Intro: I found this draft from the week following Easter sitting here still waiting to be finished. And since I’m in a season of searching for the full purport of Easter I think I shall pick up where I left off.
It was Easter Sunday and I was still in the throes of the black death of Friday. Because sometimes life seems to suck us into the vortex of visions of freedom hanging on the cross and we forget to revel in the sunrise of Easter morning. When all we believe in seems like it’s meeting a devastating end; we lock ourselves in a room just like the disciples did. And we tremble with fear of the unknown, fear of the repercussions of believing, of following our hearts. Just like the disciples, we forget the many promises that God has a plan, God has triumphed over sin and over death.
I was sitting in church Sunday morning, searching in myself to find the joy of Easter. Had I lost it because of life’s circumstances or had I lost it because I didn’t have a grasp on what it means to me? Is it possible to get so burnt out on life that we forget where we would be, who we would be without the risen Jesus of Easter? As I sat there my mind was interrogating my soul and asking me what the Cross is and what it means to me but much more so, what does Easter morning mean to me? The pastor said something that really stuck out to me and I’m still mulling it over.
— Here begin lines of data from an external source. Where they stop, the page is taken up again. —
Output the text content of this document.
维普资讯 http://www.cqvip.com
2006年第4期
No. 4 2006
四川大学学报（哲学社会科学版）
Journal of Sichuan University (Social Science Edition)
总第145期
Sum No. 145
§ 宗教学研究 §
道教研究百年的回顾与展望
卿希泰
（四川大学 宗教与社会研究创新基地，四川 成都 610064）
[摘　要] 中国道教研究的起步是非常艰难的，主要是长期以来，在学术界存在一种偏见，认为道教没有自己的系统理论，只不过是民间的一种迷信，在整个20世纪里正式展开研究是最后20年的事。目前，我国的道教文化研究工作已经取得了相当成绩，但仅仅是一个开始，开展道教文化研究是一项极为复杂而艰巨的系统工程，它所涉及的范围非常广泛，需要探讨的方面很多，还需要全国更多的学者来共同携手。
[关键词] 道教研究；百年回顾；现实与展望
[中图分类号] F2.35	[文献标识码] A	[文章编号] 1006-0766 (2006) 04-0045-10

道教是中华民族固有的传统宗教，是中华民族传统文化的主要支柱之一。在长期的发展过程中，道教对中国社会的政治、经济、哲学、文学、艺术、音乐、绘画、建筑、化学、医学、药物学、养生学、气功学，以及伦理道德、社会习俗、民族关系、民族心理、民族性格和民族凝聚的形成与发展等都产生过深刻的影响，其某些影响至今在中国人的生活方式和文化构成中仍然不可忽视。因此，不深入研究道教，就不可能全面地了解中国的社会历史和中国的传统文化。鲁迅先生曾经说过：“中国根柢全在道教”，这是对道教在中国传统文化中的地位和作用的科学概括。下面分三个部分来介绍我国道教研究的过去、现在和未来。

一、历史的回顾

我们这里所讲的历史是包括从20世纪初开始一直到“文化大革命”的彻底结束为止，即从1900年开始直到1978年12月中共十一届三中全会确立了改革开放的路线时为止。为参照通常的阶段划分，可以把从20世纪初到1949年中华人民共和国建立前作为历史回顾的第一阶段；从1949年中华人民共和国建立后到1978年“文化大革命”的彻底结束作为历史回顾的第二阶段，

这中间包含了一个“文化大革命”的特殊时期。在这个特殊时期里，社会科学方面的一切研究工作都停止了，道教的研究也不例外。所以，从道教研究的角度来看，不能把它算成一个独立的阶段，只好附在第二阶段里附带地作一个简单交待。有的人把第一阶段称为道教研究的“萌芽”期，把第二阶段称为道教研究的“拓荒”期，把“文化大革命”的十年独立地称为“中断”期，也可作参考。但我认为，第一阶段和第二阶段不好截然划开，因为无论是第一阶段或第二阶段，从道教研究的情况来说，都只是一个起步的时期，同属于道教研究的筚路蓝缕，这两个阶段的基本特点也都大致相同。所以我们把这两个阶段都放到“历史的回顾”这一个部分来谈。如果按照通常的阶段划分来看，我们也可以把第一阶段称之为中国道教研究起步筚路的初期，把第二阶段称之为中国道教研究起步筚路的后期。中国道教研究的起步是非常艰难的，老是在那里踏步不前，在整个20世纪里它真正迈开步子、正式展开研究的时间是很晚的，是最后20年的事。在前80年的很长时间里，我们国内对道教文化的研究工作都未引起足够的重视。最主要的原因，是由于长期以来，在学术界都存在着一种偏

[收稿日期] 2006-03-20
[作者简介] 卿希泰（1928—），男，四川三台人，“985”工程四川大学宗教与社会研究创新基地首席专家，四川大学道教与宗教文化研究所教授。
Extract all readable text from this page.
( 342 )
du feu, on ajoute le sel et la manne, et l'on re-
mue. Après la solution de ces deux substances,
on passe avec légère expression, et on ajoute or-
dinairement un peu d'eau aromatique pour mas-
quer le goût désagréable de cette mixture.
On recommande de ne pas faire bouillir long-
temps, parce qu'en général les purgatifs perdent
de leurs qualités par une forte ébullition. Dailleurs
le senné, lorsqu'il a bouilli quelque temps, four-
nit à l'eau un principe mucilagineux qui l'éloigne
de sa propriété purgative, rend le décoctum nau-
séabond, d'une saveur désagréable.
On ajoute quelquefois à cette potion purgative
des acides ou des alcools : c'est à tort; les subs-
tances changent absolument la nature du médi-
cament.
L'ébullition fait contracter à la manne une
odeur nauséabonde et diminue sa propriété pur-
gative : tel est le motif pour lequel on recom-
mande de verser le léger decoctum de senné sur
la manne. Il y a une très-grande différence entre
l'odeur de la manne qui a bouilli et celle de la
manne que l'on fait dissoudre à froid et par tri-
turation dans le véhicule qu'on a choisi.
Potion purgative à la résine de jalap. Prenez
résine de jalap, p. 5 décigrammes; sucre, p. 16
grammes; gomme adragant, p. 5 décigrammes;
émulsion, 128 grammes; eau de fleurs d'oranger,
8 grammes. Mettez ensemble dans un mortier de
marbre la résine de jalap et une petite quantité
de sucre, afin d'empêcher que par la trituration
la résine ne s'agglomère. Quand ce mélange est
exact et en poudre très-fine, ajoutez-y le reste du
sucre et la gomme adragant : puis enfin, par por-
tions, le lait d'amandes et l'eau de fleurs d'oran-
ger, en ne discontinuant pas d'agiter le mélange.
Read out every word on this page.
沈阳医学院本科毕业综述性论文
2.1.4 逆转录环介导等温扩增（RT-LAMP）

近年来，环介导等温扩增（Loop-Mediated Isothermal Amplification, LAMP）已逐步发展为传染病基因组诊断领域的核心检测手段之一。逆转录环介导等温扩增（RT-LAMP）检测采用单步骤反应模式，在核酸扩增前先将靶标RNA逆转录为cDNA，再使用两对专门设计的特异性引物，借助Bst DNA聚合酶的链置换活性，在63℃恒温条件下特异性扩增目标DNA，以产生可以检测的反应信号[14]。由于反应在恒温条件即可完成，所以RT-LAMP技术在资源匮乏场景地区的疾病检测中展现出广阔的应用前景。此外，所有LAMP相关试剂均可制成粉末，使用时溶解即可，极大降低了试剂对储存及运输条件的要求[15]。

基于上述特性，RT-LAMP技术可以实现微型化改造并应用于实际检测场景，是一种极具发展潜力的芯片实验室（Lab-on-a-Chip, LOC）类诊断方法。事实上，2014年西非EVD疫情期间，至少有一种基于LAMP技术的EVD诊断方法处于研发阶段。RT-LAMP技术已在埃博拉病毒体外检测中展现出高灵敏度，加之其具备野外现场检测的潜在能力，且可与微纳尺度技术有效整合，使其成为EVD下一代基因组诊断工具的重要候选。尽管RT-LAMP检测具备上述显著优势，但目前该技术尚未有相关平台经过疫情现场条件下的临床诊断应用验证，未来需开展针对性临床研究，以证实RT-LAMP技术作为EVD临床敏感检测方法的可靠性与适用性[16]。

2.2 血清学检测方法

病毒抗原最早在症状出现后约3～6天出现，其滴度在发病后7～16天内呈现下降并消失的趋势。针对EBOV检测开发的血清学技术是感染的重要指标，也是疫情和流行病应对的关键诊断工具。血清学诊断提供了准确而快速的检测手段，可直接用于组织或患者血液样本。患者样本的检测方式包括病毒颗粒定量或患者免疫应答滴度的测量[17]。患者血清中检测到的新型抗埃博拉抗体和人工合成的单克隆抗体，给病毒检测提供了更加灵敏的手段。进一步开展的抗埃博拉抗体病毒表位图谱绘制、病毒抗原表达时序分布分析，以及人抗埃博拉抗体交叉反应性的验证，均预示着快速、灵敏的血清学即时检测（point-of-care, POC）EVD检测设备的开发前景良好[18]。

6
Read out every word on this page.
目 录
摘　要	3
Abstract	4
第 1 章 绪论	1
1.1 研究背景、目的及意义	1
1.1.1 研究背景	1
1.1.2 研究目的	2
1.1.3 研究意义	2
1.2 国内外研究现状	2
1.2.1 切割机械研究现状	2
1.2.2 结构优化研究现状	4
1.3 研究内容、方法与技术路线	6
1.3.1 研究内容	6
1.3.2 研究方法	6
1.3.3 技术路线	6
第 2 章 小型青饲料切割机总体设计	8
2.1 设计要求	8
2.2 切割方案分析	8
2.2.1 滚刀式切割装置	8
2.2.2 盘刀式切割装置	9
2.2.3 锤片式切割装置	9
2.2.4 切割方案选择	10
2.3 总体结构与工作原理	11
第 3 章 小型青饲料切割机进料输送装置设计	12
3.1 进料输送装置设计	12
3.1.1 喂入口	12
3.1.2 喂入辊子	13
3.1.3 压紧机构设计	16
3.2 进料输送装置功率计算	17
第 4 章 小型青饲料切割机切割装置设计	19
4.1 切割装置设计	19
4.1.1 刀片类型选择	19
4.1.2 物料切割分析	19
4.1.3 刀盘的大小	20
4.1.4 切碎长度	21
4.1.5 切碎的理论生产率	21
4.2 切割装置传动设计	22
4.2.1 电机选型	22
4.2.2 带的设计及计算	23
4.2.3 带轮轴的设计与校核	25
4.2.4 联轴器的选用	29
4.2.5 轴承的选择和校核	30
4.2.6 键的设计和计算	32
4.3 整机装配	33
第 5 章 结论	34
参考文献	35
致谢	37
He said that the Cross is the intersection of God’s will versus Jesus’ will.
This led me to question what my cross is. Jesus said that his followers were to pick up their cross and bear it daily. Where/how does my will intersect with God’s? Am I ready for it to be as painful and as humiliating as Jesus’ cross was for him?
I’m guessing that those three days felt like an eternity to the disciples hunkering down in a house mourning the loss of their beloved Teacher and Leader. Dare they hope that his puzzling words about three days and he would rise again were more than just strange Jesus-isms for which he had become famous? What would it mean for them if he didn’t? Could they integrate themselves into their former lives without too much ridicule? Could they live their fanaticism down if it all was futile? If they were anything like me, they probably hashed and re-hashed every thing that everyone could remember from the last 3 years. And I’m willing to bet that there was some finger pointing and heated accusations going on as well.
When my will intersects with God’s, am I willing to surrender to His plan no matter how outrageous it seems? Am I willing to be shamed by the public? Am I willing to stick it out even when it feels like God’s turned his face away from me? Will I believe in the hope of Easter morning? Will I trust him that after the darkness, grief, and abandonment, the Risen Savior will meet me on my journey and “cause my heart to burn within me”?